Why might this T509 code be so ubiquitous? According to this paper, states that rely on a county coroner system were more likely to use this T50.9 code, leaving the drug responsible for death a mystery when it might well have been an opioid. “States with a decentralized county coroner system, such as Louisiana, or with a hybrid system that involved county coroners and state medical examiners, such as Pennsylvania, were likely to have a higher proportion of overdose deaths with unspecified drug codes,” Buchanich says.
Indiana, for example, stands out: When Buchanich and her team team factored the deaths to to “unspecified” drug overdoses into the overall opioid mortality rate Indiana had the 15th highest opioid-overdose mortality rate in the country. Before the analysis, it was 34th.
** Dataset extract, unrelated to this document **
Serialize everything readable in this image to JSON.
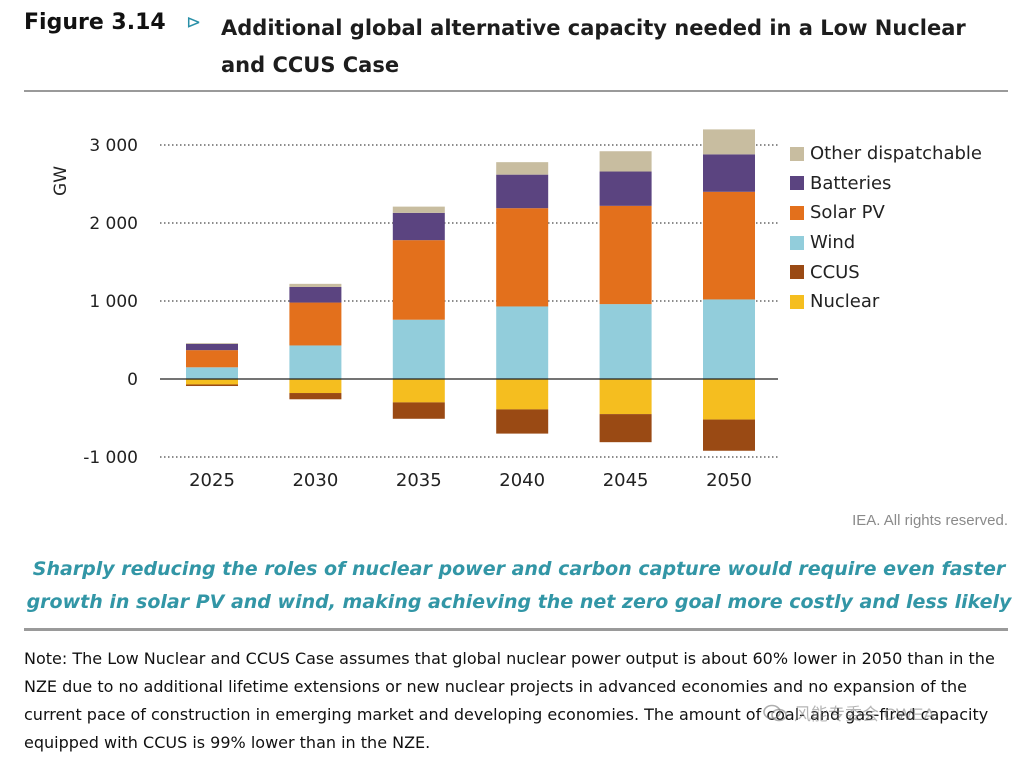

The NAME suggests that each and every drug overdose death should be reviewed by people with the appropriate expertise. They have exacting standards intended help medical examiners follow the guidelines needed to correctly assign T-codes and perform full post-mortem investigations. But as the researchers demonstrated, this doesn’t always happen, particularly in states that don’t have a medical examiner system solidly in place.
That said, Buchanich and her team make it clear that it’s actually getting harder and harder to assign T-codes to drug overdose deaths – even for experts. For instance, Collins notes that certain “designer drugs” that are chemically more complicated might make it harder for medical examiners or coroners identify certain opioids in toxicology results. This, Buchanich adds, might lead to continued underreporting of opioid deaths from synthetic opioids, like fentanyl
But for now, we have a decentralized system, a catch-all code, and potentially 70,000 more tragic overdose deaths to grapple with.